Acta Neurochir Suppl. 2013;115:57-61. doi: 10.1007/978-3-7091-1192-5_13.
One of the major goals in the treatment of patients with aneurysmal subarachnoid hemorrhage (aSAH) is early detection and treatment of delayed ischemic neurologic deficits (DINDs) to prevent cerebral infarction and thus poor outcome or even death. The complex changes of cerebral metabolism, hemodynamics, and oxygenation after SAH are underestimated if they are considered exclusively based on angiographic cerebral vasospasm (CVS). The discrepancies on one hand may arise from the heterogeneous and complex pathophysiology of DINDs. On the other hand, the occurrence of DINDs may depend on the relationship between local cerebral oxygen delivery and demand, which can only be determined if cerebral blood flow (CBF) and the cerebral metabolic rate of oxygen (CMRO(2)) can be measured.

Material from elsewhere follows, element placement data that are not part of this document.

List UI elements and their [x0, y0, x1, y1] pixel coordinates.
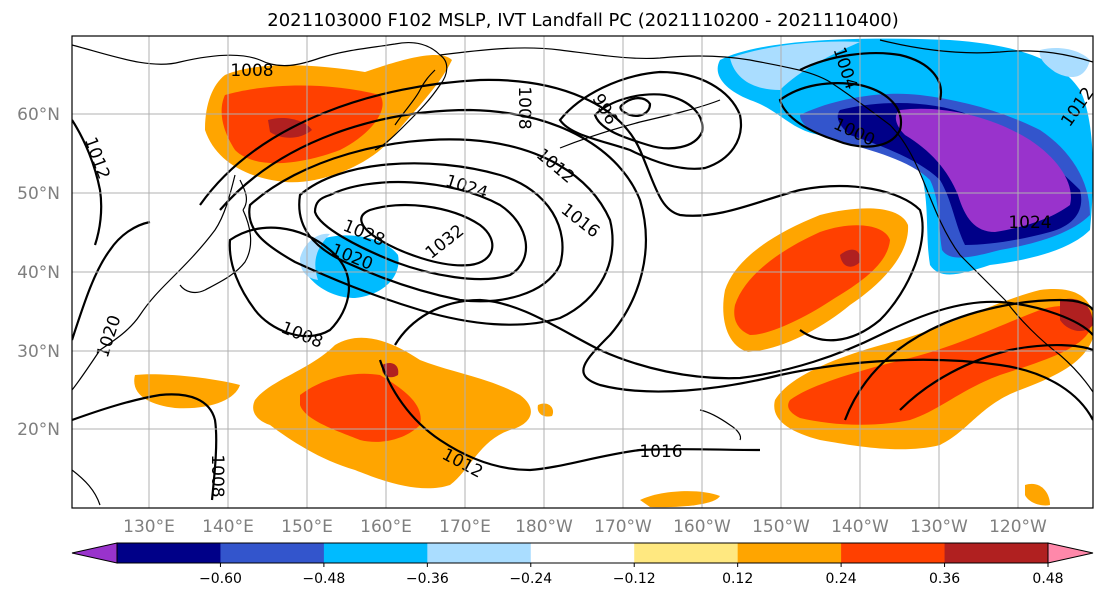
shade-central-deep	[840, 249, 861, 267]
shade-patch-south-2	[1025, 483, 1050, 506]
colorbar-segment	[530, 543, 635, 563]
lon-label-140w: 140°W	[831, 517, 889, 537]
coast-aleutians	[559, 99, 721, 149]
lon-label-160e: 160°E	[360, 517, 412, 537]
isobar-label-17: 1008	[207, 454, 227, 497]
lon-label-130e: 130°E	[123, 517, 175, 537]
map-frame	[71, 35, 1094, 509]
isobar-1008-west	[72, 393, 218, 501]
isobar-1032	[360, 203, 494, 267]
colorbar-tick-label: 0.36	[929, 571, 960, 587]
lat-label-20n: 20°N	[17, 420, 60, 440]
lat-label-60n: 60°N	[17, 105, 60, 125]
isobar-1024-east	[899, 344, 1093, 411]
isobar-label-1: 1008	[230, 61, 273, 81]
shade-northeast-pale	[1039, 48, 1090, 77]
colorbar-tick-label: −0.12	[613, 571, 656, 587]
lon-label-150e: 150°E	[281, 517, 333, 537]
isobar-1012	[199, 78, 924, 342]
coast-asia	[72, 42, 448, 391]
isobar-label-15: 1016	[639, 442, 682, 462]
latitude-labels: 60°N 50°N 40°N 30°N 20°N	[17, 105, 60, 440]
colorbar-segment	[427, 543, 532, 563]
shade-patch-south-1	[640, 491, 720, 508]
shade-alaska-negative-pale	[730, 41, 860, 90]
coast-kamchatka	[394, 69, 436, 126]
colorbar-segment	[323, 543, 428, 563]
colorbar: −0.60 −0.48 −0.36 −0.24 −0.12 0.12 0.24 0.36 0.4…	[71, 542, 1094, 587]
isobar-1028	[313, 180, 528, 281]
isobar-1020-west	[72, 220, 151, 341]
colorbar-segments	[117, 543, 1049, 563]
lon-label-160w: 160°W	[673, 517, 731, 537]
lat-label-40n: 40°N	[17, 263, 60, 283]
colorbar-frame	[116, 542, 1049, 564]
colorbar-tick-label: −0.48	[302, 571, 345, 587]
shade-subtropical-west-strong	[300, 373, 421, 442]
colorbar-tick-label: 0.24	[826, 571, 857, 587]
lon-label-140e: 140°E	[202, 517, 254, 537]
coast-alaska	[439, 47, 1093, 393]
coast-japan	[179, 179, 252, 294]
shade-west-small-positive	[134, 374, 240, 409]
colorbar-segment	[117, 543, 221, 563]
colorbar-segment	[944, 543, 1049, 563]
isobar-label-18: 1024	[1008, 213, 1051, 233]
colorbar-segment	[634, 543, 739, 563]
coastlines	[72, 39, 1093, 506]
shade-alaska-negative-strong	[895, 108, 1071, 232]
colorbar-tick-label: −0.60	[199, 571, 242, 587]
coast-hawaii	[699, 409, 742, 441]
lat-label-30n: 30°N	[17, 342, 60, 362]
colorbar-tick-label: −0.36	[406, 571, 449, 587]
map-title: 2021103000 F102 MSLP, IVT Landfall PC (2…	[267, 10, 898, 31]
isobar-1016	[219, 108, 1093, 421]
isobar-1012-west	[72, 119, 103, 246]
colorbar-ticks: −0.60 −0.48 −0.36 −0.24 −0.12 0.12 0.24 0.36 0.4…	[199, 563, 1064, 587]
coast-canada-north	[879, 39, 1093, 63]
isobar-1000	[778, 82, 903, 148]
longitude-labels: 130°E 140°E 150°E 160°E 170°E 180°W 170°…	[123, 517, 1047, 537]
isobar-1008-japan	[228, 226, 351, 338]
colorbar-tick-label: 0.12	[722, 571, 753, 587]
lon-label-180w: 180°W	[515, 517, 573, 537]
isobar-1020	[248, 138, 614, 326]
shade-east-deep	[1060, 298, 1093, 332]
lon-label-130w: 130°W	[910, 517, 968, 537]
shade-patch-south-3	[537, 403, 554, 417]
isobar-1024	[298, 162, 564, 303]
lon-label-120w: 120°W	[989, 517, 1047, 537]
coast-philippines	[72, 469, 101, 506]
colorbar-arrow-left	[71, 542, 118, 564]
colorbar-segment	[737, 543, 842, 563]
colorbar-tick-label: −0.24	[509, 571, 552, 587]
isobar-1016-south	[378, 359, 761, 472]
isobar-label-11: 1008	[514, 86, 534, 129]
graticule	[72, 36, 1093, 508]
lon-label-170w: 170°W	[594, 517, 652, 537]
colorbar-segment	[841, 543, 946, 563]
isobar-1008	[558, 70, 743, 170]
map-area: 1008 1012 1024 1028 1020 1032 1008 1012 …	[71, 35, 1094, 509]
lat-label-50n: 50°N	[17, 184, 60, 204]
colorbar-tick-label: 0.48	[1032, 571, 1063, 587]
colorbar-arrow-right	[1047, 542, 1094, 564]
colorbar-segment	[220, 543, 325, 563]
lon-label-150w: 150°W	[752, 517, 810, 537]
isobars	[72, 52, 1093, 501]
lon-label-170e: 170°E	[439, 517, 491, 537]
isobar-1012-east	[394, 298, 1093, 380]
isobar-1020-east	[843, 298, 1093, 421]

We briefly review the most relevant methods for monitoring cerebral hemodynamics and oxygenation and discuss the limitations associated with early diagnosis of DINDs in patients with severe aSAH not amenable for clinical neurological examination.
动脉瘤性蛛网膜下腔出血(aSAH)患者治疗的主要目标之一是早期发现并治疗延迟性缺血性神经功能缺损(DINDs),以预防脑梗死,从而避免不良后果甚至死亡。如果仅基于血管造影显示的脑血管痉挛(CVS)来考虑,SAH后脑代谢、血流动力学和氧合的复杂变化就会被低估。一方面,差异可能源于DINDs异质性和复杂的病理生理学。另一方面,DINDs的发生可能取决于局部脑氧输送与需求之间的关系,而只有在能够测量脑血流量(CBF)和脑氧代谢率(CMRO₂)时才能确定这种关系。我们简要回顾监测脑血流动力学和氧合的最相关方法,并讨论在无法进行临床神经学检查的重症aSAH患者中早期诊断DINDs的相关局限性。